You know the ones I’m talking about. The ones with spouse drama! School drama! They over-emote and over-inflate. Exhaustion overwhelms you when you leave them.

Yet you find yourself drawn to them despite how they distract you. You used to love their stories! And the shared camaraderie! Two days later you’re back for more! You say your goodbyes, again exhausted.

On the way home you realize the shared camaraderie wasn’t true friendship, but equal parts gossip and snark. You acknowledge you used to love the feeling of superiority you attained by thinking yourself better than everyone else, but you don’t anymore. You want to talk pacing and POV and the greatest book you’ve just read. Your BFF4EVER?

They talk and talk and talk and say nothing. You wince and ask yourself how missed all that self-centered behavior.

All of this self-awareness flows from writing. Writing cuts out self-lies and self-loathing and self-pity. It’s just us, our imagination, our totems, goddesses and the page. Our choice. No excuses.

No wonder our friend makes us so uncomfortable. They just don’t get it.

But we’ve been friends for a long time, you rationalize, so you can’t fire them. But you watch your writing output decline every time you let them into your life. Maybe you feel a little bit more crappy about yourself. Maybe you spend hours before and after meeting them processing the whole damn relationship. Hours you could’ve spent writing.

Our behavior towards ourselves is the worst part of enduring FakeFriends. When we say yes to them, we say no to ourselves. No more simple than that.

Part of the no to ourselves stems from not knowing how to address this now unwanted-but-formerly wanted person in our lives. We don’t really want to fire them. Consider a flank approach rather than a frontal assault of no contact. Cutting them off is harsh, particularly if we’ve known them for many years.

The flank assault comprises managing them by saying yes to yourself again and again and again. The thing with FakeFriends is that a few affirmatives for yourself guarantees they will disappear from your life like a bad habit.

So add in some healthy behaviors to that schedule. (Sort of like adding in more vegetables instead of cutting out sugar.)

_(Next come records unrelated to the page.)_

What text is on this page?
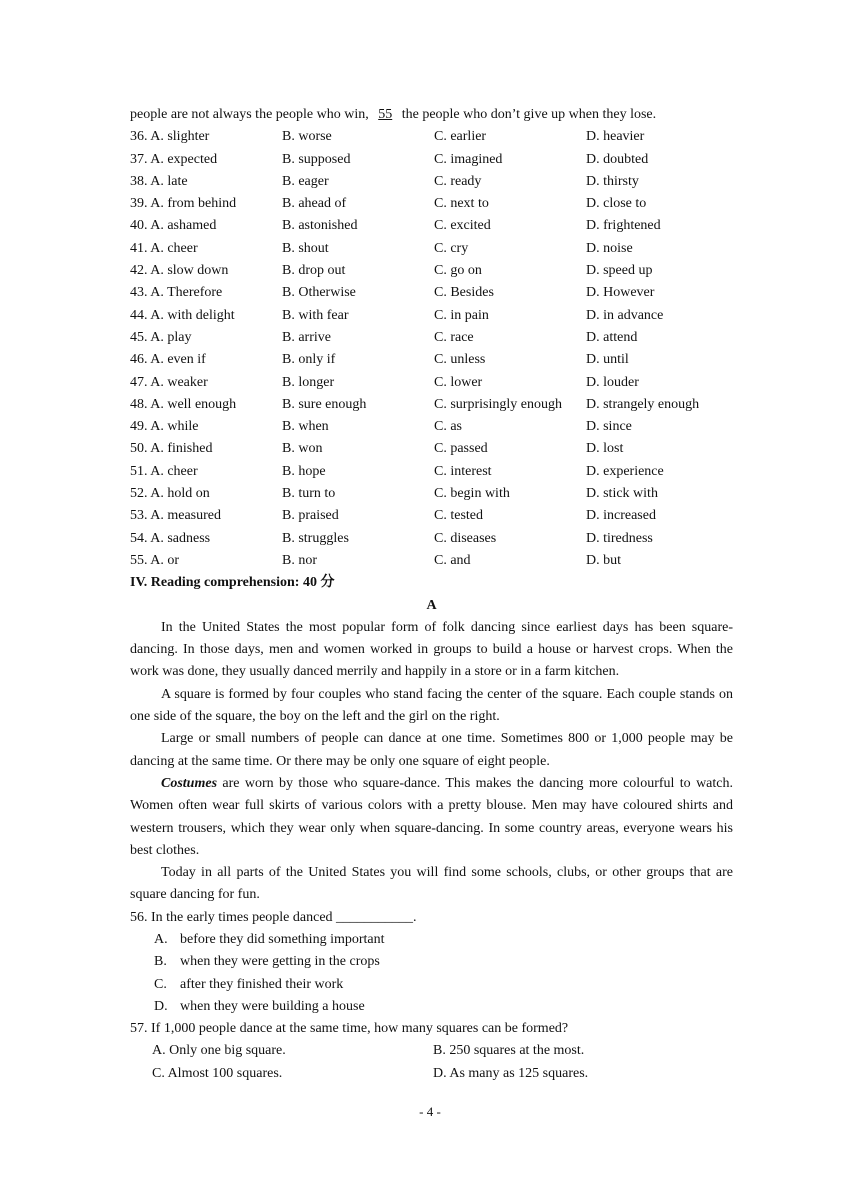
people are not always the people who win, 55 the people who don’t give up when they lose.
36. A. slighter	B. worse	C. earlier	D. heavier
37. A. expected	B. supposed	C. imagined	D. doubted
38. A. late	B. eager	C. ready	D. thirsty
39. A. from behind	B. ahead of	C. next to	D. close to
40. A. ashamed	B. astonished	C. excited	D. frightened
41. A. cheer	B. shout	C. cry	D. noise
42. A. slow down	B. drop out	C. go on	D. speed up
43. A. Therefore	B. Otherwise	C. Besides	D. However
44. A. with delight	B. with fear	C. in pain	D. in advance
45. A. play	B. arrive	C. race	D. attend
46. A. even if	B. only if	C. unless	D. until
47. A. weaker	B. longer	C. lower	D. louder
48. A. well enough	B. sure enough	C. surprisingly enough	D. strangely enough
49. A. while	B. when	C. as	D. since
50. A. finished	B. won	C. passed	D. lost
51. A. cheer	B. hope	C. interest	D. experience
52. A. hold on	B. turn to	C. begin with	D. stick with
53. A. measured	B. praised	C. tested	D. increased
54. A. sadness	B. struggles	C. diseases	D. tiredness
55. A. or	B. nor	C. and	D. but
IV. Reading comprehension: 40 分
A
In the United States the most popular form of folk dancing since earliest days has been square-dancing. In those days, men and women worked in groups to build a house or harvest crops. When the work was done, they usually danced merrily and happily in a store or in a farm kitchen.
A square is formed by four couples who stand facing the center of the square. Each couple stands on one side of the square, the boy on the left and the girl on the right.
Large or small numbers of people can dance at one time. Sometimes 800 or 1,000 people may be dancing at the same time. Or there may be only one square of eight people.
Costumes are worn by those who square-dance. This makes the dancing more colourful to watch. Women often wear full skirts of various colors with a pretty blouse. Men may have coloured shirts and western trousers, which they wear only when square-dancing. In some country areas, everyone wears his best clothes.
Today in all parts of the United States you will find some schools, clubs, or other groups that are square dancing for fun.
56. In the early times people danced ___________.
A. before they did something important
B. when they were getting in the crops
C. after they finished their work
D. when they were building a house
57. If 1,000 people dance at the same time, how many squares can be formed?
A. Only one big square.	B. 250 squares at the most.
C. Almost 100 squares.	D. As many as 125 squares.
- 4 -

Schedule more writing (You can always do that by cutting out social media. You’re welcome). When FakeFriend calls with the latest drama, you can answer honestly.

Gosh I can’t talk today / this week/ for the next fifty years.”

I’m busy working on my next novel.”

If they still hook you in, then send them straight to voicemail. You’re really not that important to them. Any warm body will do. Once they find another victim, they’ll stop calling. Nothing personal.


Writing creates within us a secret garden. We know what it means to create, to struggle, to push through the bleakness of an unfinished manuscript. Yes, this garden exists for everyone, but the price of admission requires more than most people can afford. There are no hacks or trust funds for sweat equity. The hustle is never for sale.

Hustling after your writing will change you as surely as the sun rises in the morning.

We replace I can’t” with I don’t” or I won’t.” That makes us very different, particularly in America where consumer spending gurus rely on generating shitty self-esteem to separate us from our cash.

But we do know I can’t.” We’ve said it to ourselves, sometimes a lot. Self-denial and delusion arise quickly for us. We have always found ways not to write. Then we finally realize writing is easy. Not writing is hard. So we write, and find, too, how enjoyable our own company is, listening to the voices in our head, struggling to translate them to the page. This is adulting in the extreme.

No wonder FakeFriends annoy us. You speak another language entirely.

When a FakeFriend shows up in your life, lean on the writing schedule. Trust it with your life. Schedule more writing time that you think humanly possible, then stick to the schedule. If you can’t write, read a great book instead. Work on writing drills like Brian Kitely’s 3 AM Epiphany.

We have chosen this life. Manage your FF like a noxious weed. No excuses. You’ll find the right tonic to keep them in check. Keep writing no matter what.

TLDR HACK: Schedule your writing. When a bad friend calls, tell them you can’t see them. You’re writing. Then spend the time writing. If you can’t write, read. If you can’t read, do some practice writing exercises.